Editorial

Prescindir del sentido común tiene sus riesgos, por muy bienintencionado que se sea. Y eso es lo que ha ocurrido con la recalificación de los terrenos de Sniace. Cuando el tiempo sosiega los conflictos quedan en evidencia las decisiones apresuradas y una de ellas era convertir parte de los terrenos fabriles en torres de viviendas de once pisos, cuyos vecinos podrían tratarse de tú a tú con las chimeneas. Es, evidentemente, una forma de resolver un problema –el económico– pero al mismo tiempo de crear otros, el urbanístico y el social.
El suelo se ha convertido en Cantabria en moneda de cambio para casi todo. No hay problema que no pueda arreglar un buen solar, hasta el punto que cualquiera podría pensar que frente a la vieja economía (la industrial) y la nueva (la tecnológica), nosotros hemos inventado una tercera, la economía urbanística. Pero cada vez está más claro que este retorcimiento de los usos previstos para el suelo a la medida de cada necesidad particular tiene sus riesgos. La catarata de sentencias que ha provocado la asociación ecologista Arca al recurrir otras tantas licencias es una buena muestra de ello y, sobre todo, el antecedente de los terrenos de Nueva Montaña Quijano donde un particular consiguió echar abajo una operación de grandes magnitudes, con un enorme coste para la empresa y para El Corte Inglés, que hubo de esperar tres años para construir. La ley, lisa y llanamente, no contemplaba ni contempla la posibilidad de que una recalificación se haga con el exclusivo fin de multiplicar el valor de un terreno para que su propietario pueda venderlo mucho más caro. Aunque se trate de una empresa en crisis.

Los técnicos del Ayuntamiento de Santander, más que los políticos, fueron vapuleados con la sentencia de Nueva Montaña y ahora, con este precedente, parece muy difícil que los técnicos rubriquen otra recalificación prácticamente idéntica. Si es una decisión política, son los políticos quienes deben asumir el coste de una posible sentencia en contra. Puede ser ese temor o el escaso convencimiento del alcalde de Torrelavega ante esta solución urbanística, pero el caso es que la salida inmobiliaria parece inviable, por mucho que José Luis Gil y el PP de Torrelavega insistan en ella. Sólo sería posible, como ya insinuó el PSOE de Torrelavega mientras gobernaba, con un cambio del Plan General de Urbanismo, que diese un nuevo uso a los terrenos, la misma solución, por otra parte, que se empleó en Nueva Montaña.

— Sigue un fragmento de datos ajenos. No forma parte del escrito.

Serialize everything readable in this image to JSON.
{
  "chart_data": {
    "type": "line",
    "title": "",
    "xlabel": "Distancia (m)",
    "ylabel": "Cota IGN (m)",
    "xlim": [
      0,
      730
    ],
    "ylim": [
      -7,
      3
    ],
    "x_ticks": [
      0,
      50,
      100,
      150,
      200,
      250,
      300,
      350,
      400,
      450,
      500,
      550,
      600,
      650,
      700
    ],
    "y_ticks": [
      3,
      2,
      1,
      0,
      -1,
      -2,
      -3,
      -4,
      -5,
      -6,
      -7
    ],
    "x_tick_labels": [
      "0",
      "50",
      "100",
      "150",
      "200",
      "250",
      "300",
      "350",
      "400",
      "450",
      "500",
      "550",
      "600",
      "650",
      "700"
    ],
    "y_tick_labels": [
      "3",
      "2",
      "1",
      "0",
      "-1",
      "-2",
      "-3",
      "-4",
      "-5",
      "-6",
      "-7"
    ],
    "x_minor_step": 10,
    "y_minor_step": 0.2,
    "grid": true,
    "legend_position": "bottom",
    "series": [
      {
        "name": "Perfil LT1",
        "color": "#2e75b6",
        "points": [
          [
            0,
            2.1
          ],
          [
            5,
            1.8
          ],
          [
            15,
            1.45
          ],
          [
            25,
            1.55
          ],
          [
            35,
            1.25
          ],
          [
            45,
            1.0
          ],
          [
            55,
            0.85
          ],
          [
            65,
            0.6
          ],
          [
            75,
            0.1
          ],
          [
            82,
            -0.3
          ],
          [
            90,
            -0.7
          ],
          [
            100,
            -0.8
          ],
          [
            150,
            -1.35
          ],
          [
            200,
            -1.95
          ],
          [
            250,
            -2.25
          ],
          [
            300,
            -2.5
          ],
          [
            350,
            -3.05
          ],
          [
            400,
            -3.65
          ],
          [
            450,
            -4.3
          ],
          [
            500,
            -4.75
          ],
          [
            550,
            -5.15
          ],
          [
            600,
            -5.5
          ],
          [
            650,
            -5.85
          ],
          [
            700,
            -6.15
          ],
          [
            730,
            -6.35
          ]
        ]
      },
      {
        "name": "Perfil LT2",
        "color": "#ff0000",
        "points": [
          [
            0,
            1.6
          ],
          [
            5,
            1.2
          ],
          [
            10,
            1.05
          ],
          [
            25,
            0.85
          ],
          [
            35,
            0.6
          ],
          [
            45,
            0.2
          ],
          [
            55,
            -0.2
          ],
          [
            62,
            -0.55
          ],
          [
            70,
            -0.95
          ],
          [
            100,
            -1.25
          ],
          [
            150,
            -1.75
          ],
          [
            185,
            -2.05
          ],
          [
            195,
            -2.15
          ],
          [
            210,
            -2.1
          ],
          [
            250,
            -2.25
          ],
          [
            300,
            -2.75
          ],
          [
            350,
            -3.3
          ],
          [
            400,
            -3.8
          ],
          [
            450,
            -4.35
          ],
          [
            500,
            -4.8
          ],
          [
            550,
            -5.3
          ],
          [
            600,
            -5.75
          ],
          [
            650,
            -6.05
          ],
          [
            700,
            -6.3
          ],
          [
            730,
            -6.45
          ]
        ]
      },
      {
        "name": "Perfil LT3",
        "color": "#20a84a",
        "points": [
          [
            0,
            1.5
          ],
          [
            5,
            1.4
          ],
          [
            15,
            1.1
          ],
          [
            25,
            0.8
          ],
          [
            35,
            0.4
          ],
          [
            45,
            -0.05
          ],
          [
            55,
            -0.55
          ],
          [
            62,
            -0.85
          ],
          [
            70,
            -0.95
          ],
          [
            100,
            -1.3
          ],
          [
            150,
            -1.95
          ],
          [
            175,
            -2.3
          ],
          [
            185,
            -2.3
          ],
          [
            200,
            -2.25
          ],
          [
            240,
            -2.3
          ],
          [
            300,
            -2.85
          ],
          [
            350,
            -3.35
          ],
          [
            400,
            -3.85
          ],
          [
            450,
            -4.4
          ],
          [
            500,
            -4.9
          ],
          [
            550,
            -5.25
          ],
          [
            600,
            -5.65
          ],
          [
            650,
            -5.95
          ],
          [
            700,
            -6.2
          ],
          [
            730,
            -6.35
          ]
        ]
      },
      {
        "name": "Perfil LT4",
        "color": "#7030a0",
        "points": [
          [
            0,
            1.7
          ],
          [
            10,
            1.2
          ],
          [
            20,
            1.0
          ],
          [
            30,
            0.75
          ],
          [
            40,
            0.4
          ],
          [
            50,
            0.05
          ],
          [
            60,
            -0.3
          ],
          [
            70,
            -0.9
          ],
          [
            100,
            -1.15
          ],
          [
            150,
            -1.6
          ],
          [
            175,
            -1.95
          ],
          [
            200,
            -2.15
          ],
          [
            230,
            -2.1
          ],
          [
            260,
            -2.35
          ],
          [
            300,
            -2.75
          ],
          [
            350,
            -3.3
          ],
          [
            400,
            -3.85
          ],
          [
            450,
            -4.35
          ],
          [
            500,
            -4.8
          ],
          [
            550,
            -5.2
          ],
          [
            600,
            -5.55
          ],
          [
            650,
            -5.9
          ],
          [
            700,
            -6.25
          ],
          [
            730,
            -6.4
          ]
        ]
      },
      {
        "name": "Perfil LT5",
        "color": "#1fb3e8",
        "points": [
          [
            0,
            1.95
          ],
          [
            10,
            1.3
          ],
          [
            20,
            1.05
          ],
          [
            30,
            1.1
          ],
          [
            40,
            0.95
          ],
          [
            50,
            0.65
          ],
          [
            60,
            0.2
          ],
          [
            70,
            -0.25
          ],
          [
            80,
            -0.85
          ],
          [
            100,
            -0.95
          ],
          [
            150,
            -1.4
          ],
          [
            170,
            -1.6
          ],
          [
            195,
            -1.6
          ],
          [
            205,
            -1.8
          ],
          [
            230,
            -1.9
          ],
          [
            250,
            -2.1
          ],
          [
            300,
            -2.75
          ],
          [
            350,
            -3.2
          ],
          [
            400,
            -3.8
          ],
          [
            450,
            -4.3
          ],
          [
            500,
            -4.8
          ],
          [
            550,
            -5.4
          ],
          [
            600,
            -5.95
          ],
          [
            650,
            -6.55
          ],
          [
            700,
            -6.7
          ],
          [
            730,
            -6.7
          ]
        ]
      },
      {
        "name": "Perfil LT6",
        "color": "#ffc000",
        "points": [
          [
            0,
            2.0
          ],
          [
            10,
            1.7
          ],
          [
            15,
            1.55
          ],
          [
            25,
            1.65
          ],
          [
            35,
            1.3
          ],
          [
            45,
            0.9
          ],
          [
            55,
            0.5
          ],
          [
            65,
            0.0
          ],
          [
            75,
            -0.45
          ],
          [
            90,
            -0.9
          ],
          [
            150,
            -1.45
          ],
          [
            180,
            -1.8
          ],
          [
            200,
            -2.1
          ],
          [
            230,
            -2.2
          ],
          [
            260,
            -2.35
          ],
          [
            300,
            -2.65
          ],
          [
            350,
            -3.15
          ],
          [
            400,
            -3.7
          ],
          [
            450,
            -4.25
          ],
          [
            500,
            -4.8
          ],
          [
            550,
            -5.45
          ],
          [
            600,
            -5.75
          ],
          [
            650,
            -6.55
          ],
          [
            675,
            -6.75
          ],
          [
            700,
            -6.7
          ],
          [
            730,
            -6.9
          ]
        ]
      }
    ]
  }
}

El alcalde, López Marcano, tiene buenas razones para mostrarse reticente a la fórmula actual. Crear un nuevo barrio de la ciudad a la sombra de las chimeneas de Sniace es, a medio plazo, conflictivo y requeriría importantes obras de infraestructura para salvar el río que separa esta zona del resto de la ciudad. Si lo que se necesita es suelo urbano, hay otros mucho más accesibles y adecuados. En cambio, no hay suelo industrial. Torrelavega lleva tres décadas suspirando por un polígono industrial y en estos treinta años nadie puede dar una explicación convincente de por qué no se ha hecho. Primero se pusieron las miras en Requejada, más tarde se construyó en Barros, un lugar al que los empresarios de Torrelavega no se sentían vinculados, y finalmente se ha replanteado dentro del propio municipio, con tantos inconvenientes que, al paso que va, no se hará nunca. Si en lugar de iniciar un polígono de nueva planta, con un proceso que puede llevar en el mejor de los casos tres años, se parcelan los terrenos excedentes de Sniace se ahorra tiempo y conflictos. Pero lo que es más importante, se atiende al sentido común. Los terrenos de Sniace ya son una zona industrial; los empresarios que allí se asienten no van a protestar de humos, polvos o movimientos de camiones, como harían los vecinos particulares y, además, no habrá ningún problema legal. Es decir, todos satisfechos, excepto Banesto, dado que el suelo industrial es menos valioso que el urbano. El Banco tendrá que hacer un sacrificio, como ya lo hicieron otras partes, y la ciudad podrá buscar alguna otra forma de compensación para resarcir a la entidad de parte del quebranto. Cualquier solución es mejor que crearse otro problema más de por vida y hace tiempo que hemos comprobado que cualquier error, materializado en hormigón, se convierte en un error perpetuo. Basta ver el diseño de nuestras ciudades.